A novel, linear, accurate, specific, reliable and specific stability-indicating UPLC method was developed and fully validated for the determination of ibrutinib in the presence of its DPs. It is first reported highly sensitive UPLC method capable of separating ibrutinib and its ten DPs up to nano gram level. The drug under investigation was found to be more sensitive to acidic, basic and peroxide degradation conditions as it degraded by 18.0 28.10 % and 17.0 % respectively. Ibrutinib is found to be stable when exposed to neutral hydrolysis, photolytic and thermal degradation conditions. Validation of the RP-UPLC method as per the ICH guidelines demonstrates that the method is highly sensitive, linear, rapid, robust and stability-indicating.
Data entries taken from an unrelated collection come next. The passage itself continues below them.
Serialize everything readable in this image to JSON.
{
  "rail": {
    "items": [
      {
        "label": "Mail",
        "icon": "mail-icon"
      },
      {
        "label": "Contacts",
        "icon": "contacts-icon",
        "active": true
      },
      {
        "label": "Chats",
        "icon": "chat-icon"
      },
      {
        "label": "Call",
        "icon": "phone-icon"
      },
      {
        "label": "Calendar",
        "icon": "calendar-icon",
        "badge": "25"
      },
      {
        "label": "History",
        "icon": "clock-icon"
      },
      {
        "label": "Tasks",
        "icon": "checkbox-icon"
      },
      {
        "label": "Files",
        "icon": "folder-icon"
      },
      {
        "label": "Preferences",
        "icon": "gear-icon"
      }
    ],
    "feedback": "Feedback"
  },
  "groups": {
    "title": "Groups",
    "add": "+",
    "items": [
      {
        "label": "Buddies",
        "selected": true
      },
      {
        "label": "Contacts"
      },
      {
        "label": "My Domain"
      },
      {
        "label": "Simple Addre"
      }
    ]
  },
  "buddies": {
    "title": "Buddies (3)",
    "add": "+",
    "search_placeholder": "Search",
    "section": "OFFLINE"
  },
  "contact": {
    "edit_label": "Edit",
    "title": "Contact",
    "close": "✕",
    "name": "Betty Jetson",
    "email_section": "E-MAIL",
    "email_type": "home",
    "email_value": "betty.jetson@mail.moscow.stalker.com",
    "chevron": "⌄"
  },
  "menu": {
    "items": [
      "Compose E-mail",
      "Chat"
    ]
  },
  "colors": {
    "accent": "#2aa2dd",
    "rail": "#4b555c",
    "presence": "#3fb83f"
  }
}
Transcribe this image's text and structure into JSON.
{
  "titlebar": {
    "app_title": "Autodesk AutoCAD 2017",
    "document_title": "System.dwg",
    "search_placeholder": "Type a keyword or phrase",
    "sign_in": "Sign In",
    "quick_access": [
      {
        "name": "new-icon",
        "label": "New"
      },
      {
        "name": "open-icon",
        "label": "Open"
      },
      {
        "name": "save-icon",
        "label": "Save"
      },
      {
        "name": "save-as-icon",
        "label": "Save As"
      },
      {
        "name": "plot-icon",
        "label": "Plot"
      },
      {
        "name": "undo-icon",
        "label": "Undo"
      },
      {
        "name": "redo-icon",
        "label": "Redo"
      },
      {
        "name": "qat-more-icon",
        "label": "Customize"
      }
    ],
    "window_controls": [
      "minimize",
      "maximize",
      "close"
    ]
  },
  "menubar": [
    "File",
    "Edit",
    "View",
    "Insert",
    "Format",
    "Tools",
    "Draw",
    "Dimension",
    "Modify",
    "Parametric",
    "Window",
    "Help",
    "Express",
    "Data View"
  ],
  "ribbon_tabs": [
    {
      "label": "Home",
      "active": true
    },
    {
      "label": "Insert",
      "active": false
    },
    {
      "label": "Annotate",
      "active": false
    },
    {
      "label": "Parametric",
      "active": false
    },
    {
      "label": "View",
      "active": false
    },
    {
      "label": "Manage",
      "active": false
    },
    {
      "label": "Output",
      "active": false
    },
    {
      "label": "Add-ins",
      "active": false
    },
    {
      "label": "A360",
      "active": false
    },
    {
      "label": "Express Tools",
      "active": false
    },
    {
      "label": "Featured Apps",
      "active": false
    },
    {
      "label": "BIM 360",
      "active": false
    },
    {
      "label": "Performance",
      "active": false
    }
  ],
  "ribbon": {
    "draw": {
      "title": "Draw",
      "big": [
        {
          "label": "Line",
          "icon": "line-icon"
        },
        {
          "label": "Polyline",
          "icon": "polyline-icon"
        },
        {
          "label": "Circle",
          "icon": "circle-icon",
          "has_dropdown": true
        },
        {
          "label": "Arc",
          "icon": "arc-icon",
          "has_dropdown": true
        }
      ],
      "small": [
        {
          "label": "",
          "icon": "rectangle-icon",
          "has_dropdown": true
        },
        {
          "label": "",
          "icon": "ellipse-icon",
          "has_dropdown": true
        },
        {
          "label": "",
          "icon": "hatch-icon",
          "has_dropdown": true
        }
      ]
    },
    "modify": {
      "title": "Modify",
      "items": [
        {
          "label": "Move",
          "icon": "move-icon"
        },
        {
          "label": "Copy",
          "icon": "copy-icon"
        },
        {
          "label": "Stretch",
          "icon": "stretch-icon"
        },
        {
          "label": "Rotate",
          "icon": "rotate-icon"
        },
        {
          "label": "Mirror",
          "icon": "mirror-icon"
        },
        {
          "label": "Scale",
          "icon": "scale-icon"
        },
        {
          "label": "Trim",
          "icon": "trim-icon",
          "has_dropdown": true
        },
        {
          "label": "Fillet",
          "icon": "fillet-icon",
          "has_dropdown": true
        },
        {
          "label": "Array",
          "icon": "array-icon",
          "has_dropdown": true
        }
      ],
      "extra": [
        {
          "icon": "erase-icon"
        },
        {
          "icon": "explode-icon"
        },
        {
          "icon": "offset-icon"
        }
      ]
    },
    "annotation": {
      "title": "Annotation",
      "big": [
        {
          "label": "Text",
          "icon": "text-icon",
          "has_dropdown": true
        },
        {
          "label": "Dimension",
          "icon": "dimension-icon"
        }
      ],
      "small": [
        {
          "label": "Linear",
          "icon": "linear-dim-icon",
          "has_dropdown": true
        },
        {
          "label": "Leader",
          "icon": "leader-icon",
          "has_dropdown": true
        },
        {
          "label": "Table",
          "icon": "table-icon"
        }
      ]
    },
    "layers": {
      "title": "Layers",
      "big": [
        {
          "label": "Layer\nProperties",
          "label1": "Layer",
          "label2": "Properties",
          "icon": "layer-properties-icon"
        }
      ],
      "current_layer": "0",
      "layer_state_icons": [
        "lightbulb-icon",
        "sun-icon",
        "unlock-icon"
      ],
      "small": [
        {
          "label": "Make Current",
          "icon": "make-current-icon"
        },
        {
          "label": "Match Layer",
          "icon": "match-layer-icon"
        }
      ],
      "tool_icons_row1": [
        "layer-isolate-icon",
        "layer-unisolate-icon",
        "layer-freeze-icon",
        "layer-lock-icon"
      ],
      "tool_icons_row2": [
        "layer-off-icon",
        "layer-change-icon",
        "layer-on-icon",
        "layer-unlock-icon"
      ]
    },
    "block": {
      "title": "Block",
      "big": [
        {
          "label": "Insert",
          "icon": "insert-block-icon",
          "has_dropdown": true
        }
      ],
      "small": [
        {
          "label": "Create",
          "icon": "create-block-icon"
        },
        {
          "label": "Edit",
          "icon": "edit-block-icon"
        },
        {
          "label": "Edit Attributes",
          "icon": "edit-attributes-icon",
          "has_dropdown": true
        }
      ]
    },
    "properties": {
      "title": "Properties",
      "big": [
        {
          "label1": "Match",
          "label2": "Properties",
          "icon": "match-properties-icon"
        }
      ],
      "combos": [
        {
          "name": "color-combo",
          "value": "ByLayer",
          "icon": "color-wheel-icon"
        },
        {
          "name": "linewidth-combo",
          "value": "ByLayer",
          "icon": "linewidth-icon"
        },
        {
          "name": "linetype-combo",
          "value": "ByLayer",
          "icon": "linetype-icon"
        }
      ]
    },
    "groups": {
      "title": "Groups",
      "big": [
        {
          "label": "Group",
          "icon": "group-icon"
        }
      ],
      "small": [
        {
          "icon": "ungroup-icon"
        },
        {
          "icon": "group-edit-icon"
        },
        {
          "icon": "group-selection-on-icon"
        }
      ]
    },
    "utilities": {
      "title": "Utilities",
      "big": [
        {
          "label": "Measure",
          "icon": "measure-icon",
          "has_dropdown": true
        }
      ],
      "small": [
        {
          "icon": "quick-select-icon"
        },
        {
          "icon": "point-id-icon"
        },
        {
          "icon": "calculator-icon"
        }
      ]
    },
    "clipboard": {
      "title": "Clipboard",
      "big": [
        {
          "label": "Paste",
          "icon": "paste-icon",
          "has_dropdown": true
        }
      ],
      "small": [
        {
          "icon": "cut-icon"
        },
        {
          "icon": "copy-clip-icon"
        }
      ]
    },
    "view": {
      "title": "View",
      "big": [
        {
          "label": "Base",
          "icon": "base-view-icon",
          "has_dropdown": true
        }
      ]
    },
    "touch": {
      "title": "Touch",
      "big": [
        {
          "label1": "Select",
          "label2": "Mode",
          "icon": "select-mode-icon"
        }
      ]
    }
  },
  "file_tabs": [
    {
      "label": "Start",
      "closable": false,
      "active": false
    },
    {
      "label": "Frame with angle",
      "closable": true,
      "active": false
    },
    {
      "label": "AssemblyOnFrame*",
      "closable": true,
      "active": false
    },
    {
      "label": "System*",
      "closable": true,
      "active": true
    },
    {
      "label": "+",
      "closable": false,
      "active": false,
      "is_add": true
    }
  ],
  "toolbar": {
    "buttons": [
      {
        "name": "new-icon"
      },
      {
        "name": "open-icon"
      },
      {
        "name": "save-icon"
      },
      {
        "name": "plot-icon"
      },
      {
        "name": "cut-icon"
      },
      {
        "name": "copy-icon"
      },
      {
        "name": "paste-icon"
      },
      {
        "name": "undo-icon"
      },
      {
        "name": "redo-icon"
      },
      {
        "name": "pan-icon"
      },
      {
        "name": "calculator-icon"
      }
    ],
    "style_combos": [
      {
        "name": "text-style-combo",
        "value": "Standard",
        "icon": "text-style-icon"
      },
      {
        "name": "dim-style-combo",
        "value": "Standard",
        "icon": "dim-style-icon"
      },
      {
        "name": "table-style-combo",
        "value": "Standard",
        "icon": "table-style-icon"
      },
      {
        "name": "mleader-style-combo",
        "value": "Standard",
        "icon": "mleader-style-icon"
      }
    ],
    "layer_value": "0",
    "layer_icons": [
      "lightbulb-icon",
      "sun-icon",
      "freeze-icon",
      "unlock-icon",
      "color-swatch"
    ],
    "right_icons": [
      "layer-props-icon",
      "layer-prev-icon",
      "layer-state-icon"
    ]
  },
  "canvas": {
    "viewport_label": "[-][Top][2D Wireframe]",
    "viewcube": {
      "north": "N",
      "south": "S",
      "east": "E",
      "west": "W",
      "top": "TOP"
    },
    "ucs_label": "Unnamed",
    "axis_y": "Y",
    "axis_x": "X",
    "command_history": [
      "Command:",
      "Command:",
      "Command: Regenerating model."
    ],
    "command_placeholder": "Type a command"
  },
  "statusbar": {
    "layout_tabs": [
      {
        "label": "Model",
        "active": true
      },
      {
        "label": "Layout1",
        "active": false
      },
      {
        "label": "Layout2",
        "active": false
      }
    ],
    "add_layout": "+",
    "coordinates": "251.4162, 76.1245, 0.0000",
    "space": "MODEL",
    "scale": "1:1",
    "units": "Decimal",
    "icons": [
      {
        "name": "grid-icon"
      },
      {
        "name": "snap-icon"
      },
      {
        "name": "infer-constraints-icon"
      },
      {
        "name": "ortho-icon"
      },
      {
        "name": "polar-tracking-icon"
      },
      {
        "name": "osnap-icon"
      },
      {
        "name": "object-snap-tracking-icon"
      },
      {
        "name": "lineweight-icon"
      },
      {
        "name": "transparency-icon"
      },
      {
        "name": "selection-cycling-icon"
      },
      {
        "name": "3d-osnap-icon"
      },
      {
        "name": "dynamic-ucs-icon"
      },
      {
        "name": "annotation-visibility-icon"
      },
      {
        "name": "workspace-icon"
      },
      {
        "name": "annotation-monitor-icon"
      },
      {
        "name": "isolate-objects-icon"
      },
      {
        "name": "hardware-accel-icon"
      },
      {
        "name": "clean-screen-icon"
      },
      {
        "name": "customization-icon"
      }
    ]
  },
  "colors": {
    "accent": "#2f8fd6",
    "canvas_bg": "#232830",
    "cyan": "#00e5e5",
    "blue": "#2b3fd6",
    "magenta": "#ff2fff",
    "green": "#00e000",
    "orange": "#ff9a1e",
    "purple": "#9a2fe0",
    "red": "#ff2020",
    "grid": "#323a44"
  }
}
Therefore, work may be useful for estimation of ibrutinib in bulk and pharmaceutical dosage form and also very useful in further identification and characterization of different DPs when exposed to stress condition.

Conflict Of Insterest

The authors declare that there are no conflicts of interest.


I wish to thanks to department of pharmaceutical science, Amity University, Noida for encouragement and providing all the necessary research facilities to carry out RP-UPLC related work. I am also very much thankful to the MSN laboratory, Hyderabad for providing pure ibrutinib drug as gift sample.